Marijuana sales in Colorado from 2014 through July 2021.

Colorado Marijuana Enforcement Division

Despite the slowdown, marijuana business owners still have cause for optimism, according to Driessen, pointing out that Colorado tourism, a big driver of pharmacy sales, has still not fully returned since the pandemic. Bradley sees more long-term potential after a “very strange” year.

“It’s not going to go up forever, but as people move away from other substances like alcohol, cannabis is becoming increasingly popular. The state is also growing in population, and tourist numbers are typically large for Colorado. I don’t understand. These three trends are slowing down, so I’m optimistic about cannabis sales, “predicts Bradley.

The marijuana industry is also making a comeback in the labor market. Fall sees an increase in the number of temporary workers helping with the outdoor harvest every year, but business owners are struggling to fill those positions this year, according to Veridian Staffing, a recruiting agency for marijuana companies.

According to CEO Kara Bradford, Viridian noted growing staffing needs in the Colorado marijuana industry in July, with a particularly large need in Denver. This has led to a demand for higher wages among marijuana trimmers and harvest workers.

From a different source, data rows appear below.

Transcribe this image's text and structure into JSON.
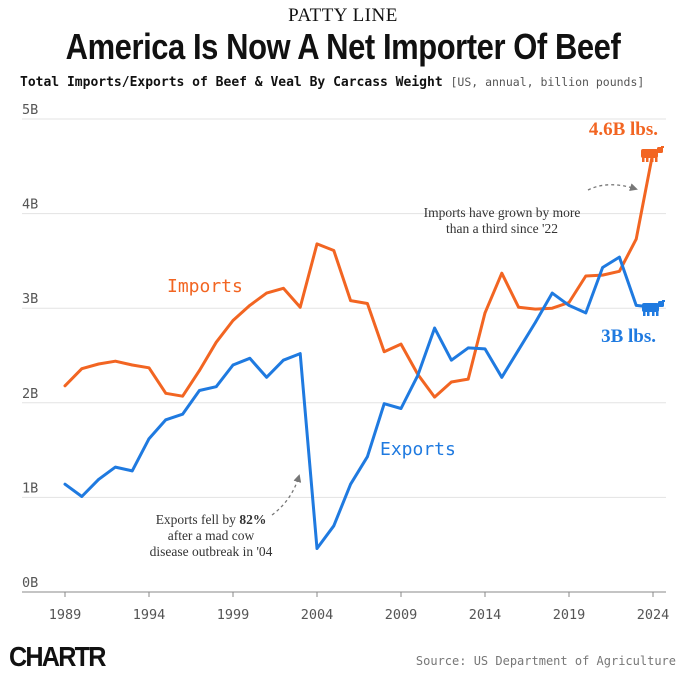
{
  "header": {
    "kicker": "PATTY LINE",
    "title": "America Is Now A Net Importer Of Beef",
    "subtitle": "Total Imports/Exports of Beef & Veal By Carcass Weight",
    "subtitle_meta": "[US, annual, billion pounds]"
  },
  "footer": {
    "logo": "CHARTR",
    "source": "Source: US Department of Agriculture"
  },
  "colors": {
    "imports": "#f26522",
    "exports": "#1f7ae0",
    "grid": "#e3e3e3"
  },
  "chart_data": {
    "type": "line",
    "title": "America Is Now A Net Importer Of Beef",
    "subtitle": "Total Imports/Exports of Beef & Veal By Carcass Weight [US, annual, billion pounds]",
    "xlabel": "",
    "ylabel": "",
    "xlim": [
      1989,
      2024
    ],
    "ylim": [
      0,
      5
    ],
    "grid": true,
    "x_ticks": [
      1989,
      1994,
      1999,
      2004,
      2009,
      2014,
      2019,
      2024
    ],
    "x_tick_labels": [
      "1989",
      "1994",
      "1999",
      "2004",
      "2009",
      "2014",
      "2019",
      "2024"
    ],
    "y_ticks": [
      0,
      1,
      2,
      3,
      4,
      5
    ],
    "y_tick_labels": [
      "0B",
      "1B",
      "2B",
      "3B",
      "4B",
      "5B"
    ],
    "x": [
      1989,
      1990,
      1991,
      1992,
      1993,
      1994,
      1995,
      1996,
      1997,
      1998,
      1999,
      2000,
      2001,
      2002,
      2003,
      2004,
      2005,
      2006,
      2007,
      2008,
      2009,
      2010,
      2011,
      2012,
      2013,
      2014,
      2015,
      2016,
      2017,
      2018,
      2019,
      2020,
      2021,
      2022,
      2023,
      2024
    ],
    "series": [
      {
        "name": "Imports",
        "color": "#f26522",
        "values": [
          2.18,
          2.36,
          2.41,
          2.44,
          2.4,
          2.37,
          2.1,
          2.07,
          2.34,
          2.64,
          2.87,
          3.03,
          3.16,
          3.21,
          3.01,
          3.68,
          3.61,
          3.08,
          3.05,
          2.54,
          2.62,
          2.3,
          2.06,
          2.22,
          2.25,
          2.95,
          3.37,
          3.01,
          2.99,
          3.0,
          3.06,
          3.34,
          3.35,
          3.39,
          3.73,
          4.65
        ]
      },
      {
        "name": "Exports",
        "color": "#1f7ae0",
        "values": [
          1.14,
          1.01,
          1.19,
          1.32,
          1.28,
          1.62,
          1.82,
          1.88,
          2.13,
          2.17,
          2.4,
          2.47,
          2.27,
          2.45,
          2.52,
          0.46,
          0.7,
          1.14,
          1.43,
          1.99,
          1.94,
          2.29,
          2.79,
          2.45,
          2.58,
          2.57,
          2.27,
          2.56,
          2.85,
          3.16,
          3.03,
          2.95,
          3.43,
          3.54,
          3.03,
          3.01
        ]
      }
    ],
    "series_labels": {
      "imports": "Imports",
      "exports": "Exports"
    },
    "end_labels": {
      "imports": "4.6B lbs.",
      "exports": "3B lbs."
    },
    "annotations": {
      "imports_line1": "Imports have grown by more",
      "imports_line2": "than a third since '22",
      "exports_line1_pre": "Exports fell by ",
      "exports_line1_bold": "82%",
      "exports_line2": "after a mad cow",
      "exports_line3": "disease outbreak in '04"
    }
  }
}
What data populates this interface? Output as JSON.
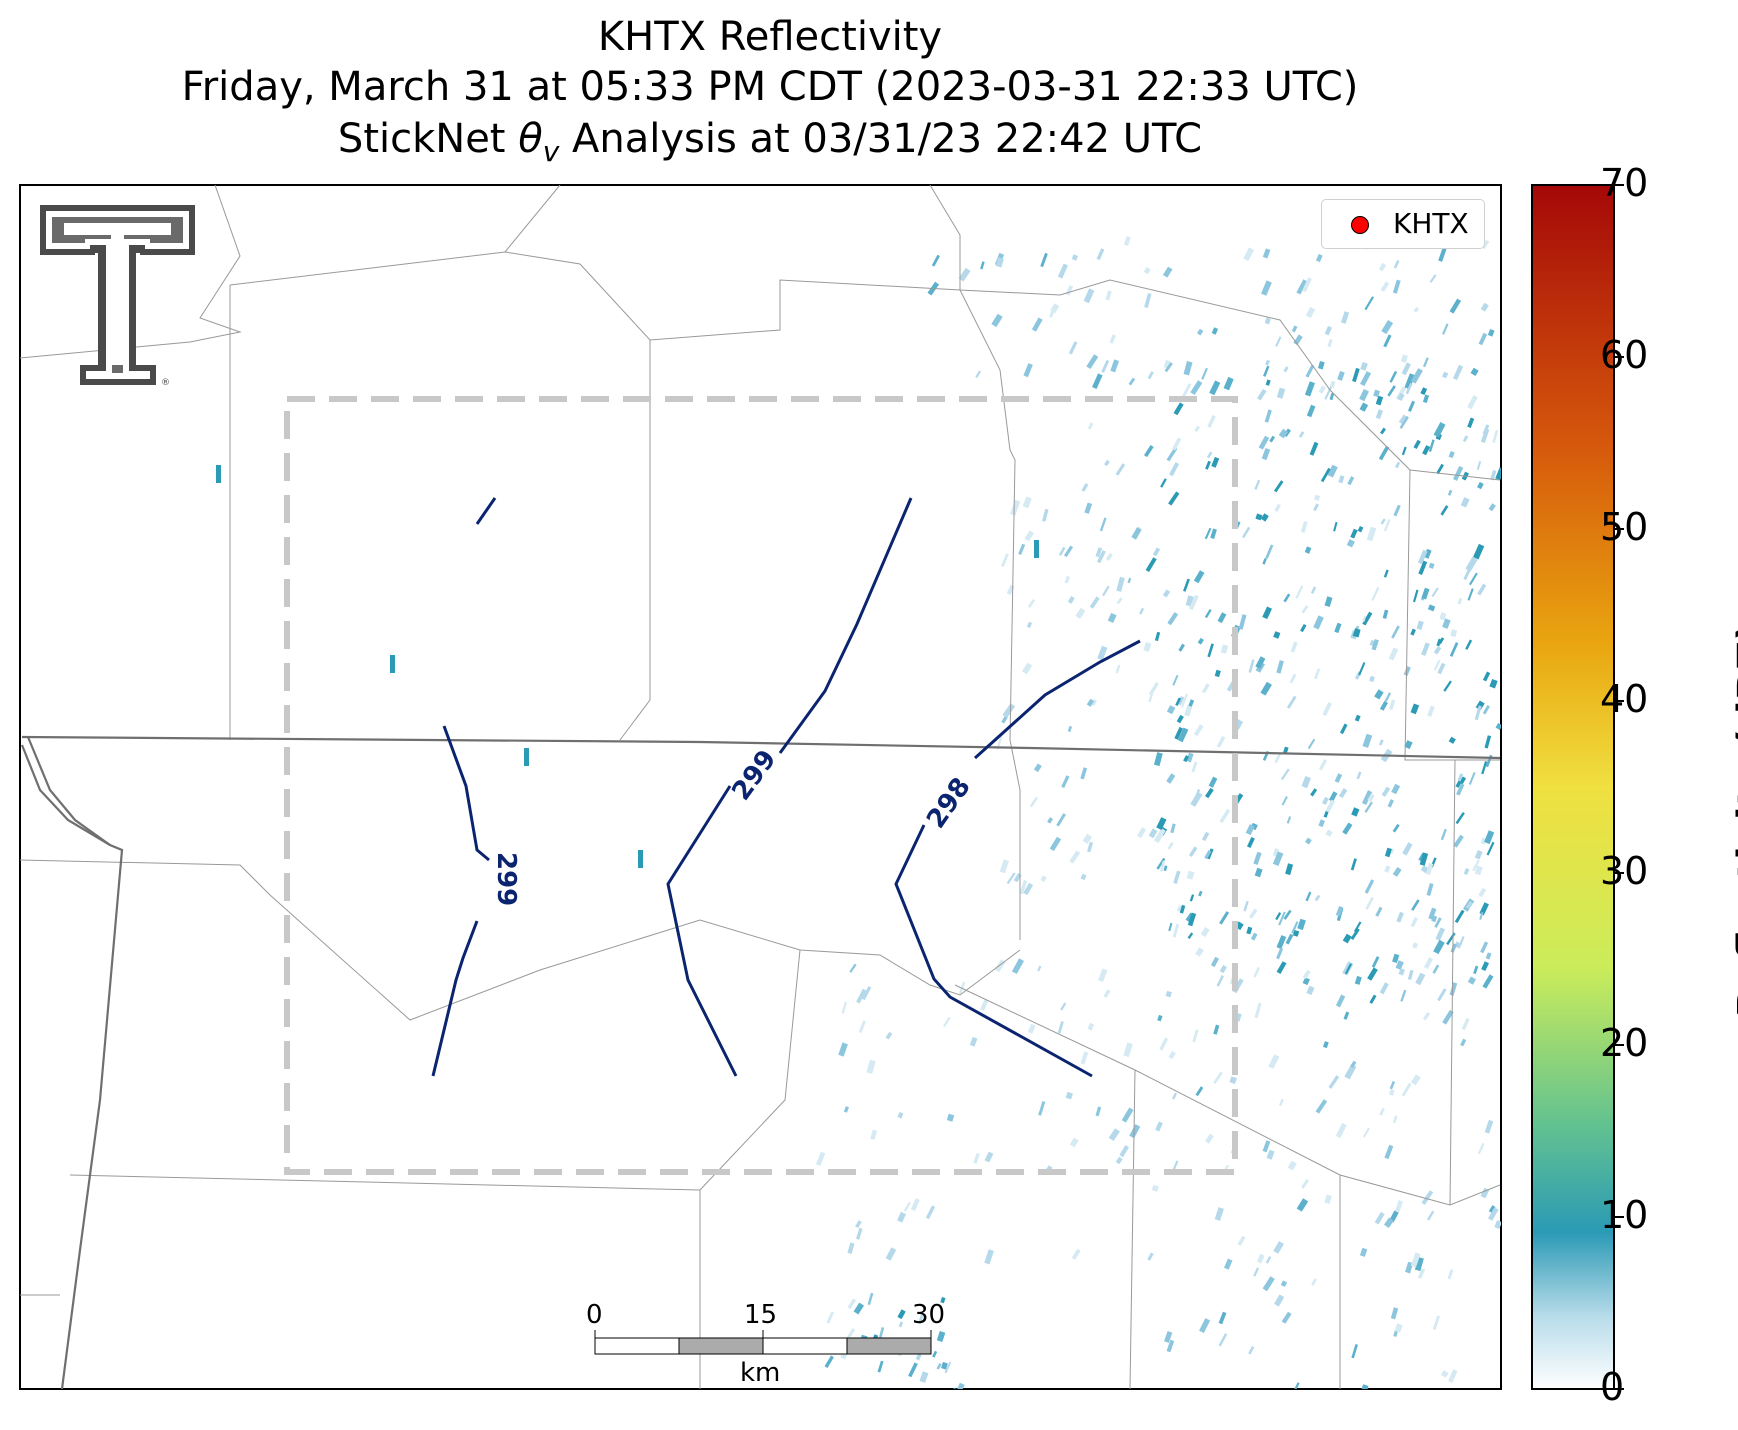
{
  "title": {
    "line1": "KHTX Reflectivity",
    "line2": "Friday, March 31 at 05:33 PM CDT (2023-03-31 22:33 UTC)",
    "line3_prefix": "StickNet ",
    "line3_symbol": "θ",
    "line3_sub": "v",
    "line3_suffix": " Analysis at 03/31/23 22:42 UTC"
  },
  "legend": {
    "label": "KHTX",
    "marker_color": "#ff0000"
  },
  "colorbar": {
    "title": "Reflectivity (dBZ)",
    "ticks": [
      "0",
      "10",
      "20",
      "30",
      "40",
      "50",
      "60",
      "70"
    ],
    "range": [
      0,
      70
    ]
  },
  "contours": [
    {
      "label": "299"
    },
    {
      "label": "299"
    },
    {
      "label": "298"
    }
  ],
  "scale_bar": {
    "ticks": [
      "0",
      "15",
      "30"
    ],
    "unit": "km"
  },
  "colors": {
    "contour": "#0b2470",
    "box": "#c8c8c8",
    "state_border": "#6f6f6f",
    "county": "#9a9a9a"
  }
}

“[Marijuana workers] appear in gastronomy and service, where they don’t necessarily get the same hourly rate, but a lot of tips. So we’ve talked to some of our customers about considering an hourly wage bonus for employees who do a good job at harvesting and trimming, ”she explains. “We have been in an employer market for so long, and now we’re getting into a situation where people are choosing not to go back to work for various reasons, and some workers have just moved away during COVID.”

Rural businesses with a smaller labor pool in areas with lower cost of living could be even more affected. Driessen, who oversees slang’s partnerships across the state, says he knows about marijuana manufacturing facilities in Copper Mountain that closed in 2021 due to staff shortages.

The trend towards higher wages is another sign of the industry’s development, but it is also leading to lower profit margins, Bradford explains. While new to Colorado marijuana, it could be a necessary growing pain for business owners.

“We’re watching it go from state to state. I think Washington and Colorado and to some extent California and Oregon are experiencing this scarcity. When other markets go online, they go through similar changes, ”she says.